Description

The first approach to the research had been a screening to better understand how Google renders migration. At first we needed to individuate the main discussed themes in the online debate, so we started a qualitative snowball research on a 70 sites sample, listing keywords and main issues for each of them. This step had been fundamental to hypothesize the presence of relatively isolated groups which shared the same opinion about the migration phenomenon. The interesting thing we noticed was that each group focused on different small aspects of the phenomenon to describe it in toto.

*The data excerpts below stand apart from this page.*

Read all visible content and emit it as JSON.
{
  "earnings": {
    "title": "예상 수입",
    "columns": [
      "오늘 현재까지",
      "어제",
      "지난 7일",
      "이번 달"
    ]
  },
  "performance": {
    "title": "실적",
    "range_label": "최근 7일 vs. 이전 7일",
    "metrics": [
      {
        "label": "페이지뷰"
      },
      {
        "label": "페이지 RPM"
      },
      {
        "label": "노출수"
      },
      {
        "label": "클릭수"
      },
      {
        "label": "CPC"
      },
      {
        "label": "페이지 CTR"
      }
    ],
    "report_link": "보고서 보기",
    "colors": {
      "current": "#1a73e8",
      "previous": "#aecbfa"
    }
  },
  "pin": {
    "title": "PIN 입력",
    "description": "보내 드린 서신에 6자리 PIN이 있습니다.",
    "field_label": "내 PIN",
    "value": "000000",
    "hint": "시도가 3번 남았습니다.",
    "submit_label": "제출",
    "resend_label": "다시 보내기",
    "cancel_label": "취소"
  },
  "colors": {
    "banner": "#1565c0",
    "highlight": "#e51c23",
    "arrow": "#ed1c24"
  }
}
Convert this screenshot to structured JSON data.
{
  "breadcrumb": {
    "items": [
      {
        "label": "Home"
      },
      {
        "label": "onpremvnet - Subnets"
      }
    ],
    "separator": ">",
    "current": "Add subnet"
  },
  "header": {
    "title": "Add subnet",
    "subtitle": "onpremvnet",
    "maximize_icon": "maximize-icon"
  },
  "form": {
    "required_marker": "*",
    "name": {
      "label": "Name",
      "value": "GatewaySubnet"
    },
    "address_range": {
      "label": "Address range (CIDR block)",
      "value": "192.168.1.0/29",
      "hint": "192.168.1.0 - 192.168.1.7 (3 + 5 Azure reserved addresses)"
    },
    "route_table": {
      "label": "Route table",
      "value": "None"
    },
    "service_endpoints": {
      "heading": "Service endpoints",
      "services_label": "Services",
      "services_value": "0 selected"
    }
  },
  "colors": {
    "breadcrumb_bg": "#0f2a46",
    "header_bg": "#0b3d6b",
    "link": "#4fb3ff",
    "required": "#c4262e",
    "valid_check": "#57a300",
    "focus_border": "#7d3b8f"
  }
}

Firstly we isolated the terms which were the most used to refer to migrants. Then we ranked them with Google Trends in order to understand which one was the most popular between the researches on the browser. The top five ranked terms were: “immigrati”, “migranti”, “profughi”, “clandestini” and “rifugiati”. At this point a further and additional selection was necessary. Comparing these words on Google Trend (first visualization above) we obtained the first three preeminent terms typed on Google most frequently in 2016: “immigrati”, “migranti” and” profughi”. So we googled these three queries to obtain the most indexed websites. As shown by the second visualization the research outcome firstly indexed a huge majority of newspaper websites (73% in a sample of ten results per query) and a small amount of other fragmental sources (Wikipedia pages, organizations websites and a blog). Due to the majority of online newspapers and since newspapers are still highly important in public opinion shaping; we decided to focus on this path in order to list the most influential actors of the debate. To do this we searched for the most quoted forenames, and politicians-political party’s names. The result is displayed by the third visualization.

Protocol

Our research has started with a qualitative analysis. Firstly we googled some arbitrary queries such as "migration", "migrants", "refugees" etc. Through the indexed online newspapers websites we got a more general idea about the phenomenon and we wrote down a list of keywords. Than, using Google Trends, we see which words are more used than others. By selecting on this tool Italy/ last 12 months/ all categories/ Google Search, we obtained the first five preeminent terms typed on Google most frequently in 2016: "immigrati", "migranti", "profughi", "clandestini" and "rifugiati". At this point we googled the first three queries in order to analyse how Google answers. Basically the outcome firstly indexed a huge preeminence of newspaper websites (73%) and a small amount of other fragmental sources (geopolitical magazine, a Wikipedia page, a broadcasting station website).

In order to understand who were the main actors of our controversy, we analyzed the list of 15 online newspaper using one of the digital methods tool: Google Scraper. From this tool it has been extracted 100 article’s links for each queries (“immigrati”, “migranti” and “profughi”), for a total of 4.500 articles’ links. Then we set the tool selecting Google local version.it/ Italian language/ Italy/ in the body of the articles. Secondly all these links has been analyzed by an add-on for Google Sheet called Aylien to extract the title and the body of all the articles. At this point, we had a database of articles to explore and find out the name of the actors. The database of articles has been put in Issue Discover to understand which words were the most repeated. The output was a long list of words with the number of time the word was used. Scraping this dataset with Excel we could have seen the most repeated names in online newspapers articles: our top ten actor’s name.

Data

Timestamp: 05/12/2016 - 12/12/2016

Data source: Google Trends

Download data (Google Search)

The first dataset file is composed of three sheets, one for each query (“immigrati”, “migranti” and “profughi”). The first column shows the name of the Google results, the second one the index page and the third one the url of websites.

The second one, instead, has two sheets; the first one reports the most frequent and repeated words in the online newspaper articles. The second sheet shows the name of politics, political party and organizations: our actors.